Berlin bekommt neue Straßenzeitung

Nach dem Aus der Obdachlosenzeitung «Strassenfeger» gibt es ein Ersatzprojekt.

Ein Stapel der Straßenzeitung «Karuna Kompass»

© dpa

Ein Stapel der Straßenzeitung «Karuna Kompass».

Die Berliner Sozialgenossenschaft Karuna will ab sofort mit ihrer Zeitung «Karuna Kompass» einspringen und die Ausgaben an Obdachlose, die ehemaligen Verkäufer des «Strassenfeger», verschenken. Verkauft wird zunächst eine bereits im vergangenen August produzierte Ausgabe der Zeitung mit dem Titel «Spar Dir Dein Mitleid».

Auflage von 10.000 Stück geplant

«Wir werden die Zeitung kontinuierlich in einer Auflage von 10.000 Stück pro Monat produzieren und werden natürlich die Obdachlosen dieser Stadt einbeziehen», sagte Geschäftsführer Jörg Richert am Donnerstag im Abgeordnetenhaus.
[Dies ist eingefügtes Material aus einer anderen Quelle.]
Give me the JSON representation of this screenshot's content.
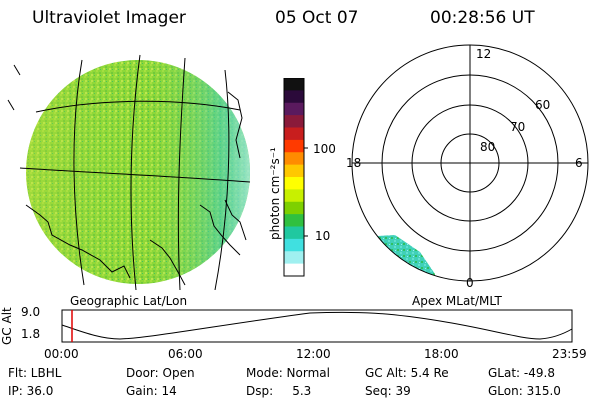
{
  "header": {
    "title": "Ultraviolet Imager",
    "date": "05 Oct 07",
    "time": "00:28:56 UT"
  },
  "colorbar": {
    "unit_label": "photon cm⁻²s⁻¹",
    "ticks": [
      "100",
      "10"
    ],
    "ticks_values": [
      100,
      10
    ],
    "colors": [
      "#111111",
      "#2b0a3a",
      "#5a1a5e",
      "#8a1a3a",
      "#c81e1e",
      "#ff3a00",
      "#ff8c00",
      "#ffc800",
      "#ffff00",
      "#c8f000",
      "#7ed000",
      "#30c040",
      "#20c8a0",
      "#40e0e0",
      "#a0f0f0",
      "#ffffff"
    ]
  },
  "left_panel": {
    "caption": "Geographic Lat/Lon"
  },
  "right_panel": {
    "caption": "Apex MLat/MLT",
    "mlt_labels": {
      "top": "12",
      "left": "18",
      "right": "6",
      "bottom": "0"
    },
    "mlat_labels": [
      "60",
      "70",
      "80"
    ]
  },
  "altitude_plot": {
    "ylabel": "GC Alt",
    "yticks": [
      "9.0",
      "1.8"
    ],
    "xticks": [
      "00:00",
      "06:00",
      "12:00",
      "18:00",
      "23:59"
    ],
    "marker_time": "00:28:56"
  },
  "info": {
    "row1": [
      "Flt: LBHL",
      "Door: Open",
      "Mode: Normal",
      "GC Alt: 5.4 Re",
      "GLat: -49.8"
    ],
    "row2": [
      "IP: 36.0",
      "Gain: 14",
      "Dsp:     5.3",
      "Seq: 39",
      "GLon: 315.0"
    ]
  },
  "colors": {
    "marker": "#e00000",
    "text": "#000000"
  }
}
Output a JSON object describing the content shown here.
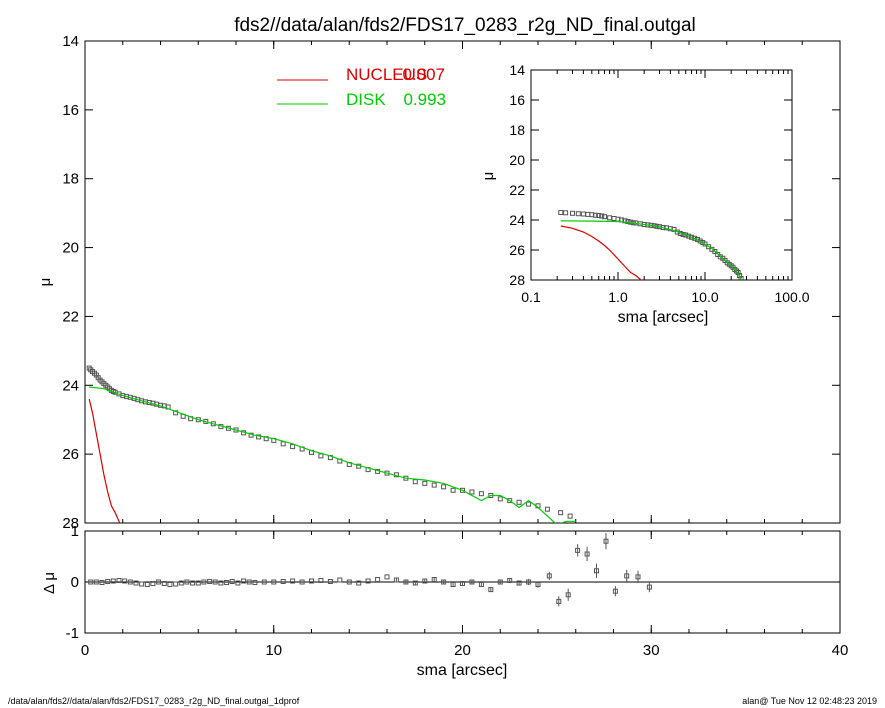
{
  "title": "fds2//data/alan/fds2/FDS17_0283_r2g_ND_final.outgal",
  "footer": {
    "left": "/data/alan/fds2//data/alan/fds2/FDS17_0283_r2g_ND_final.outgal_1dprof",
    "right": "alan@  Tue Nov 12 02:48:23 2019"
  },
  "colors": {
    "nucleus": "#dd0000",
    "disk": "#00cc00",
    "data": "#555555",
    "axis": "#000000"
  },
  "chart_data": [
    {
      "id": "main",
      "type": "scatter",
      "xlabel": "",
      "ylabel": "μ",
      "xlim": [
        0,
        40
      ],
      "ylim": [
        28,
        14
      ],
      "xticks": [
        "0",
        "10",
        "20",
        "30",
        "40"
      ],
      "yticks": [
        "14",
        "16",
        "18",
        "20",
        "22",
        "24",
        "26",
        "28"
      ],
      "legend": {
        "placement": "top-center",
        "entries": [
          {
            "label": "NUCLEUS",
            "value": "0.007",
            "color": "#dd0000"
          },
          {
            "label": "DISK",
            "value": "0.993",
            "color": "#00cc00"
          }
        ]
      },
      "series": [
        {
          "name": "NUCLEUS",
          "style": "line",
          "x": [
            0.22,
            0.4,
            0.6,
            0.8,
            1.0,
            1.2,
            1.4,
            1.6,
            1.8,
            1.9
          ],
          "y": [
            24.4,
            24.8,
            25.4,
            26.0,
            26.6,
            27.1,
            27.5,
            27.7,
            27.95,
            28.1
          ]
        },
        {
          "name": "DISK",
          "style": "line",
          "x": [
            0.22,
            1,
            2,
            3,
            4,
            5,
            6,
            7,
            8,
            9,
            10,
            11,
            12,
            13,
            14,
            15,
            16,
            17,
            18,
            19,
            20,
            21,
            21.5,
            22,
            22.5,
            23,
            23.5,
            24,
            24.5,
            25,
            25.5,
            26
          ],
          "y": [
            24.05,
            24.1,
            24.3,
            24.45,
            24.6,
            24.8,
            25.0,
            25.15,
            25.3,
            25.45,
            25.55,
            25.7,
            25.9,
            26.05,
            26.25,
            26.4,
            26.55,
            26.7,
            26.75,
            26.85,
            27.05,
            27.35,
            27.2,
            27.2,
            27.35,
            27.55,
            27.35,
            27.55,
            27.8,
            28.05,
            27.95,
            27.95
          ]
        },
        {
          "name": "",
          "style": "markers",
          "x": [
            0.22,
            0.3,
            0.4,
            0.5,
            0.6,
            0.7,
            0.8,
            0.9,
            1.0,
            1.1,
            1.2,
            1.3,
            1.4,
            1.5,
            1.6,
            1.8,
            2.0,
            2.2,
            2.4,
            2.6,
            2.8,
            3.0,
            3.2,
            3.4,
            3.6,
            3.8,
            4.0,
            4.2,
            4.4,
            4.8,
            5.2,
            5.6,
            6.0,
            6.4,
            6.8,
            7.2,
            7.6,
            8.0,
            8.4,
            8.8,
            9.2,
            9.6,
            10.0,
            10.5,
            11.0,
            11.5,
            12.0,
            12.5,
            13.0,
            13.5,
            14.0,
            14.5,
            15.0,
            15.5,
            16.0,
            16.5,
            17.0,
            17.5,
            18.0,
            18.5,
            19.0,
            19.5,
            20.0,
            20.5,
            21.0,
            21.5,
            22.0,
            22.5,
            23.0,
            23.5,
            24.0,
            24.5,
            25.2,
            25.7
          ],
          "y": [
            23.5,
            23.55,
            23.6,
            23.65,
            23.7,
            23.78,
            23.85,
            23.9,
            23.95,
            24.0,
            24.05,
            24.1,
            24.15,
            24.18,
            24.2,
            24.25,
            24.3,
            24.33,
            24.35,
            24.38,
            24.42,
            24.45,
            24.48,
            24.5,
            24.52,
            24.55,
            24.58,
            24.6,
            24.63,
            24.8,
            24.9,
            24.97,
            25.0,
            25.05,
            25.12,
            25.2,
            25.25,
            25.3,
            25.38,
            25.45,
            25.5,
            25.55,
            25.6,
            25.7,
            25.78,
            25.85,
            25.95,
            26.05,
            26.1,
            26.2,
            26.3,
            26.35,
            26.45,
            26.5,
            26.55,
            26.6,
            26.7,
            26.8,
            26.85,
            26.9,
            26.95,
            27.05,
            27.05,
            27.1,
            27.15,
            27.2,
            27.3,
            27.35,
            27.4,
            27.45,
            27.5,
            27.6,
            27.7,
            27.8
          ]
        }
      ]
    },
    {
      "id": "residual",
      "type": "scatter",
      "xlabel": "sma [arcsec]",
      "ylabel": "Δ μ",
      "xlim": [
        0,
        40
      ],
      "ylim": [
        -1,
        1
      ],
      "xticks": [
        "0",
        "10",
        "20",
        "30",
        "40"
      ],
      "yticks": [
        "1",
        "0",
        "-1"
      ],
      "series": [
        {
          "name": "",
          "style": "errorbars",
          "x": [
            0.3,
            0.6,
            0.9,
            1.2,
            1.5,
            1.8,
            2.1,
            2.4,
            2.7,
            3.0,
            3.3,
            3.6,
            3.9,
            4.2,
            4.5,
            4.8,
            5.1,
            5.4,
            5.7,
            6.0,
            6.3,
            6.6,
            6.9,
            7.2,
            7.5,
            7.8,
            8.1,
            8.4,
            8.7,
            9.0,
            9.5,
            10.0,
            10.5,
            11.0,
            11.5,
            12.0,
            12.5,
            13.0,
            13.5,
            14.0,
            14.5,
            15.0,
            15.5,
            16.0,
            16.5,
            17.0,
            17.5,
            18.0,
            18.5,
            19.0,
            19.5,
            20.0,
            20.5,
            21.0,
            21.5,
            22.0,
            22.5,
            23.0,
            23.5,
            24.0,
            24.6,
            25.1,
            25.6,
            26.1,
            26.6,
            27.1,
            27.6,
            28.1,
            28.7,
            29.3,
            29.9
          ],
          "y": [
            0.0,
            0.0,
            -0.01,
            0.01,
            0.02,
            0.03,
            0.02,
            0.0,
            -0.02,
            -0.04,
            -0.05,
            -0.03,
            0.0,
            -0.03,
            -0.05,
            -0.04,
            -0.02,
            0.0,
            -0.02,
            -0.02,
            0.0,
            0.01,
            0.0,
            -0.02,
            -0.01,
            0.01,
            -0.02,
            0.02,
            0.0,
            -0.01,
            0.0,
            0.0,
            0.01,
            0.02,
            0.0,
            0.02,
            0.03,
            0.01,
            0.04,
            0.0,
            -0.02,
            0.02,
            0.05,
            0.1,
            0.04,
            0.0,
            -0.02,
            0.02,
            0.05,
            0.0,
            -0.05,
            -0.03,
            0.0,
            -0.05,
            -0.15,
            0.0,
            0.03,
            -0.02,
            0.0,
            -0.05,
            0.12,
            -0.38,
            -0.25,
            0.62,
            0.55,
            0.22,
            0.8,
            -0.18,
            0.12,
            0.1,
            -0.1
          ],
          "err": [
            0.01,
            0.01,
            0.01,
            0.01,
            0.01,
            0.01,
            0.01,
            0.01,
            0.01,
            0.01,
            0.01,
            0.01,
            0.01,
            0.01,
            0.01,
            0.01,
            0.01,
            0.01,
            0.01,
            0.01,
            0.01,
            0.01,
            0.01,
            0.01,
            0.01,
            0.01,
            0.01,
            0.01,
            0.01,
            0.01,
            0.015,
            0.015,
            0.015,
            0.015,
            0.015,
            0.015,
            0.02,
            0.02,
            0.02,
            0.02,
            0.02,
            0.02,
            0.02,
            0.02,
            0.03,
            0.03,
            0.03,
            0.03,
            0.03,
            0.03,
            0.03,
            0.03,
            0.03,
            0.04,
            0.04,
            0.04,
            0.05,
            0.05,
            0.06,
            0.06,
            0.08,
            0.1,
            0.12,
            0.12,
            0.14,
            0.14,
            0.16,
            0.1,
            0.12,
            0.12,
            0.1
          ]
        }
      ]
    },
    {
      "id": "inset",
      "type": "scatter",
      "xscale": "log",
      "xlabel": "sma [arcsec]",
      "ylabel": "μ",
      "xlim": [
        0.1,
        100
      ],
      "ylim": [
        28,
        14
      ],
      "xticks": [
        "0.1",
        "1.0",
        "10.0",
        "100.0"
      ],
      "yticks": [
        "14",
        "16",
        "18",
        "20",
        "22",
        "24",
        "26",
        "28"
      ],
      "series": [
        {
          "name": "NUCLEUS",
          "style": "line",
          "x": [
            0.22,
            0.3,
            0.4,
            0.5,
            0.6,
            0.7,
            0.8,
            1.0,
            1.2,
            1.4,
            1.6,
            1.8,
            1.9
          ],
          "y": [
            24.4,
            24.55,
            24.8,
            25.1,
            25.4,
            25.7,
            26.0,
            26.6,
            27.1,
            27.5,
            27.7,
            27.95,
            28.1
          ]
        },
        {
          "name": "DISK",
          "style": "line",
          "x": [
            0.22,
            0.5,
            1,
            2,
            3,
            5,
            8,
            12,
            16,
            20,
            24,
            26
          ],
          "y": [
            24.05,
            24.07,
            24.1,
            24.3,
            24.45,
            24.8,
            25.3,
            25.9,
            26.55,
            27.05,
            27.55,
            27.95
          ]
        },
        {
          "name": "",
          "style": "markers",
          "x": [
            0.22,
            0.25,
            0.3,
            0.35,
            0.4,
            0.45,
            0.5,
            0.55,
            0.6,
            0.65,
            0.7,
            0.8,
            0.9,
            1.0,
            1.1,
            1.2,
            1.3,
            1.4,
            1.5,
            1.6,
            1.8,
            2.0,
            2.2,
            2.4,
            2.6,
            2.8,
            3.0,
            3.3,
            3.6,
            4.0,
            4.4,
            4.8,
            5.2,
            5.6,
            6.0,
            6.5,
            7.0,
            7.6,
            8.2,
            8.8,
            9.4,
            10.0,
            11.0,
            12.0,
            13.0,
            14.0,
            15.0,
            16.0,
            17.0,
            18.0,
            19.0,
            20.0,
            21.0,
            22.0,
            23.0,
            24.0,
            25.0,
            26.0
          ],
          "y": [
            23.5,
            23.52,
            23.55,
            23.58,
            23.6,
            23.63,
            23.65,
            23.68,
            23.7,
            23.73,
            23.78,
            23.85,
            23.9,
            23.95,
            24.0,
            24.05,
            24.1,
            24.15,
            24.18,
            24.2,
            24.25,
            24.3,
            24.33,
            24.35,
            24.38,
            24.42,
            24.45,
            24.5,
            24.52,
            24.58,
            24.63,
            24.8,
            24.9,
            24.97,
            25.0,
            25.08,
            25.15,
            25.22,
            25.3,
            25.4,
            25.5,
            25.6,
            25.78,
            25.95,
            26.1,
            26.3,
            26.45,
            26.55,
            26.7,
            26.85,
            26.95,
            27.05,
            27.15,
            27.3,
            27.4,
            27.5,
            27.7,
            27.9
          ]
        }
      ]
    }
  ]
}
«Karuna Kompass» kostet 1,50 Euro

Politische Unterstützung erhielt das Vorhaben von Sozialsenatorin Elke Breitenbach (Linke), die ehrenamtliche Mitarbeiter empfing und die ersten Exemplare kaufte. 1,50 Euro kostet eine Zeitung, das Geld können die Verkäufer behalten. Bisher blieben ihnen nur 90 Cent - 60 Cent mussten sie für den «Strassenfeger» bezahlen.
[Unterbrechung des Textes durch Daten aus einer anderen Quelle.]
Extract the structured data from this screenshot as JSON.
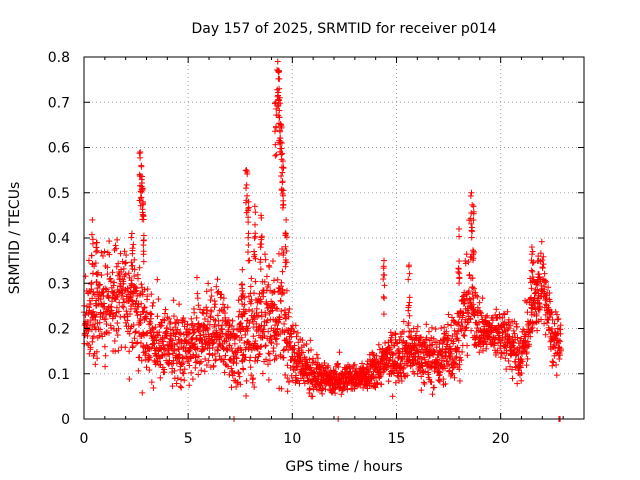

Straßenzeitung wird auch durch Werbung finanziert

Karuna will den Druck und Vertrieb der Zeitung organisieren und durch Stiftungsgelder und Werbung finanzieren. Die Genossenschaft engagiert sich für benachteiligte Jugendliche.
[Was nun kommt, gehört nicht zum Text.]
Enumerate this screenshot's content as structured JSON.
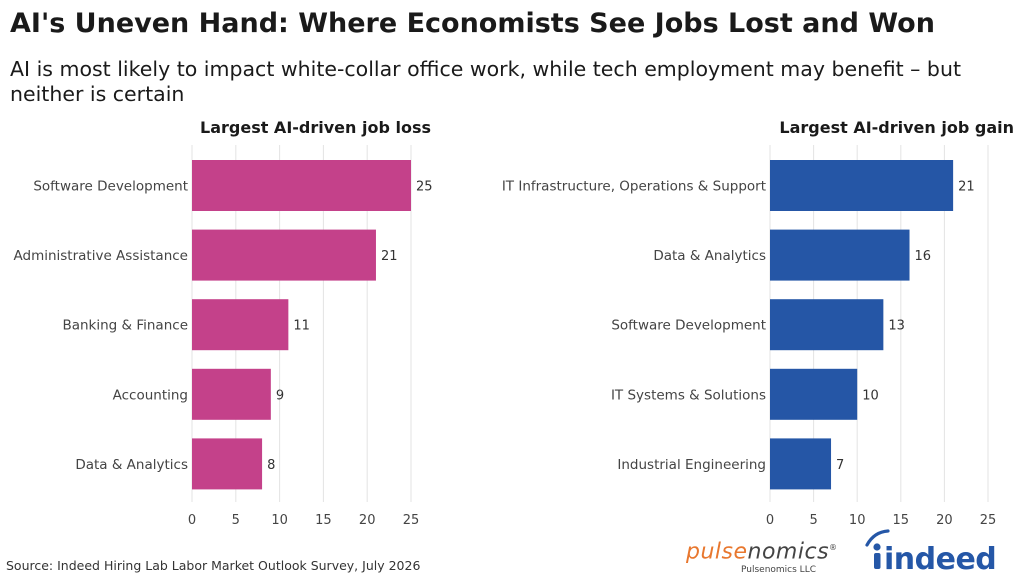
{
  "title": "AI's Uneven Hand: Where Economists See Jobs Lost and Won",
  "subtitle": "AI is most likely to impact white-collar office work, while tech employment may benefit – but neither is certain",
  "source": "Source: Indeed Hiring Lab Labor Market Outlook Survey, July 2026",
  "branding": {
    "pulsenomics_part1": "pulse",
    "pulsenomics_part2": "nomics",
    "pulsenomics_mark": "®",
    "pulsenomics_sub": "Pulsenomics LLC",
    "indeed_logo": "indeed"
  },
  "colors": {
    "loss": "#c4418a",
    "gain": "#2556a6",
    "grid": "#e3e3e3"
  },
  "chart_data": [
    {
      "type": "bar",
      "orientation": "horizontal",
      "title": "Largest AI-driven job loss",
      "categories": [
        "Software Development",
        "Administrative Assistance",
        "Banking & Finance",
        "Accounting",
        "Data & Analytics"
      ],
      "values": [
        25,
        21,
        11,
        9,
        8
      ],
      "xlim": [
        0,
        25
      ],
      "xticks": [
        0,
        5,
        10,
        15,
        20,
        25
      ],
      "grid": true,
      "color": "#c4418a"
    },
    {
      "type": "bar",
      "orientation": "horizontal",
      "title": "Largest AI-driven job gain",
      "categories": [
        "IT Infrastructure, Operations & Support",
        "Data & Analytics",
        "Software Development",
        "IT Systems & Solutions",
        "Industrial Engineering"
      ],
      "values": [
        21,
        16,
        13,
        10,
        7
      ],
      "xlim": [
        0,
        25
      ],
      "xticks": [
        0,
        5,
        10,
        15,
        20,
        25
      ],
      "grid": true,
      "color": "#2556a6"
    }
  ]
}
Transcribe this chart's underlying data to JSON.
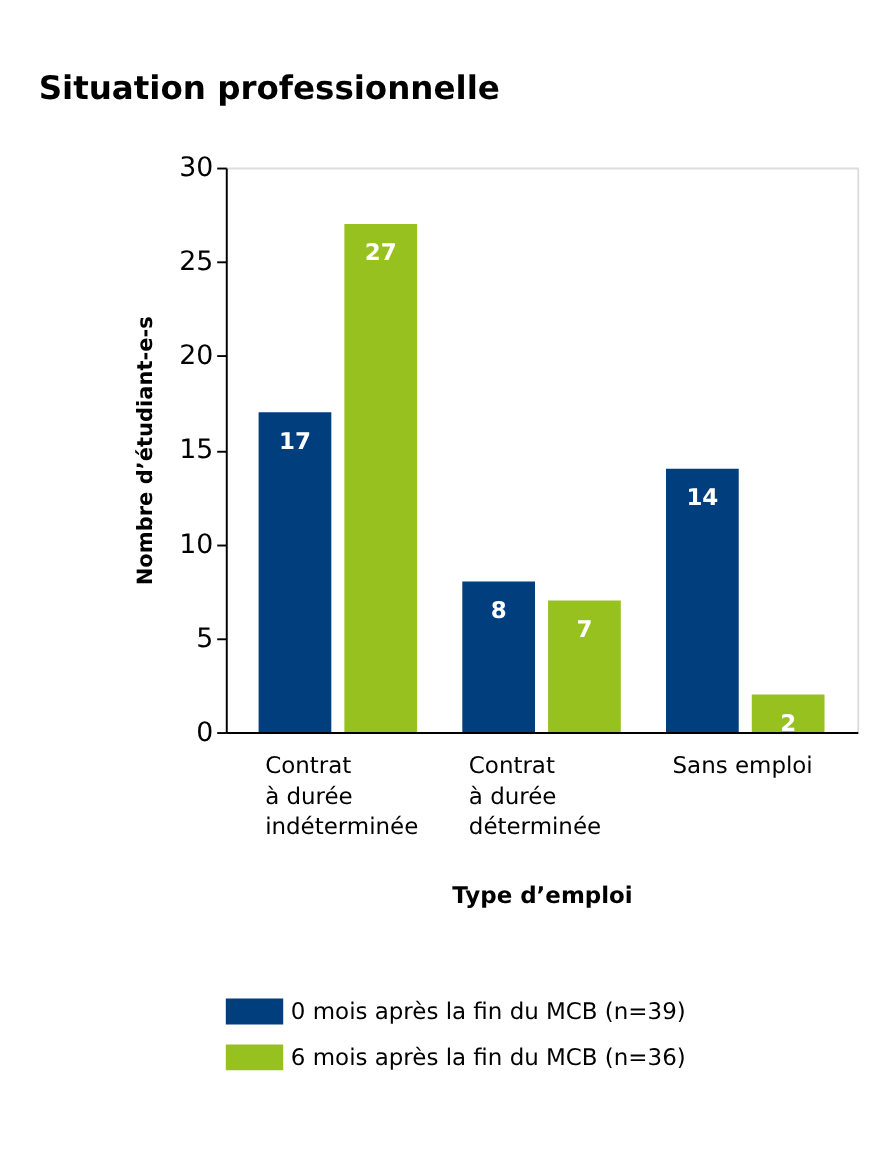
{
  "chart_data": {
    "type": "bar",
    "title": "Situation professionnelle",
    "xlabel": "Type d’emploi",
    "ylabel": "Nombre d’étudiant-e-s",
    "categories": [
      "Contrat\nà durée\nindéterminée",
      "Contrat\nà durée\ndéterminée",
      "Sans emploi"
    ],
    "series": [
      {
        "name": "0 mois après la fin du MCB (n=39)",
        "color": "#003e7e",
        "values": [
          17,
          8,
          14
        ]
      },
      {
        "name": "6 mois après la fin du MCB (n=36)",
        "color": "#97c11f",
        "values": [
          27,
          7,
          2
        ]
      }
    ],
    "ylim": [
      0,
      30
    ],
    "yticks": [
      0,
      5,
      10,
      15,
      20,
      25,
      30
    ],
    "grid": false,
    "legend": "bottom",
    "data_labels": true
  }
}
Obdachlosigkeit und Zukunftsthemen im Fokus

Richert betonte, die Zeitung solle mehr sein als eine reine Obdachlosenzeitung und sich auch sozialen Zukunftsthemen widmen. Die Redaktion werde aus etwa acht bis zehn Mitarbeitern bestehen und durch die ehrenamtliche Jugendarbeit unterstützt. Er habe von den Verkäufern des «Strassenfeger» bereits viel Zuspruch erhalten.